Sunday 26 October 2008

Oedipus


Sunday matinee at the National and a packed house to see Oedipus translated from Sophocles by Frank McGuinness, whose created a sparse, intellectual, - dare I suggest - protestant reading of the text.


The big challenge for rationalists faced with Greek tragedy to overcome the desire to plead to the Gods. Surely if Oedipus had no knowledge of his past he shouldn't be punished. Go on Apollo, you feel like saying, I know incest isn't clever, but how could he know? Go on, let him off with a warning. After all what can we learn about the human condition when all that happens is the tragic unraveling of innocence?

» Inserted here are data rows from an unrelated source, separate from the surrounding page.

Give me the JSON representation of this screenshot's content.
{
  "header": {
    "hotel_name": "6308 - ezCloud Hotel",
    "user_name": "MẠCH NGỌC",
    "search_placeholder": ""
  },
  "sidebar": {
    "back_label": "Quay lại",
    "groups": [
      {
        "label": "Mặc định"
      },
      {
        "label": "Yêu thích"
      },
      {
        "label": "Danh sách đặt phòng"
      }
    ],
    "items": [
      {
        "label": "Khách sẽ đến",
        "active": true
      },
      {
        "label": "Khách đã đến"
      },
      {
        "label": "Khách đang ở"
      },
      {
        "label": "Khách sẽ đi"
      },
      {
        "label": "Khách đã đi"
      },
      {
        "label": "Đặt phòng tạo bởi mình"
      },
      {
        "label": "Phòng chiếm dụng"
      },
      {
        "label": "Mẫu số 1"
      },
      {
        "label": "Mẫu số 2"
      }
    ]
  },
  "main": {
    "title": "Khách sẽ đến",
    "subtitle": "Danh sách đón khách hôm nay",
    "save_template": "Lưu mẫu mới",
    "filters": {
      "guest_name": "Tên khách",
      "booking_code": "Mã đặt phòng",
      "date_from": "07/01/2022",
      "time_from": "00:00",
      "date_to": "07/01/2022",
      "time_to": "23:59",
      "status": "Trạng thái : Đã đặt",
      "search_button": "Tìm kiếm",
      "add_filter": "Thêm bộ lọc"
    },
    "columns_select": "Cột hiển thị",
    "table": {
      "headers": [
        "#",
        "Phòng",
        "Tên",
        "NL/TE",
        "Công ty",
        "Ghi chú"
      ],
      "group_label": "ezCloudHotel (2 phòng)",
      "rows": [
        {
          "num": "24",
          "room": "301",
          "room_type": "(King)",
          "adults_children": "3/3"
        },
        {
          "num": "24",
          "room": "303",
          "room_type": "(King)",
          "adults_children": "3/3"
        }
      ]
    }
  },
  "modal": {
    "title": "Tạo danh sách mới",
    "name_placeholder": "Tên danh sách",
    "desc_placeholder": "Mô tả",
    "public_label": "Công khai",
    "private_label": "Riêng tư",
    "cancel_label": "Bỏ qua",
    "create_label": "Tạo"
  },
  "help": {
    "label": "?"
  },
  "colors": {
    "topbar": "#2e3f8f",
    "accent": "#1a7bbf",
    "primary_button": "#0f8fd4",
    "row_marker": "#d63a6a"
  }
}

This version, played out on a bronze set tarnished by time and neglect, to rusted green, suggests that it's exactly our arrogant appeal to ignorance that sets up the conflict and leads to our inevitable destruction. There is no second chance, no appeal procedure. An operatic chorus, dressed soberly in work day suits, takes us from a harmonic memory of Oedipus' earlier triumphs in outsmarting the Sphinx to a final dirge as they pound their way unrelentingly across the stage to their own deaths singing: 'Dust you will become, so be content.'


Ralph Fiennes is magnificent in the title role - unable to avoid his own questions. He is noble enough to be certain of his fate, but enlightened enough to want to push through his own analysis. It's a performance of controlled power and inner pain. The primal scream of final realisation, when the puzzle of his past is complete, and truth can no longer be avoided, rips through the heart. It's a sound that almost physically climbs the concrete walls of the Olivier.


The play has a vocally muscular cast and Fiennes is brilliantly supported by, amongst others, Clare Higgins' shrewdly pragmatic Jocasta, Alan Howard's world weary Teiresias and Jaspar Britton's opportunistic Creon.


It's a bleak vision of our immodesty in the face of divine intervention.


1 comment:

Vicki McLeod said...

It drives me crazy that you get to see these fantastic shows and I get to see bugger all - Mallorca is a cultural desert! Arrghs!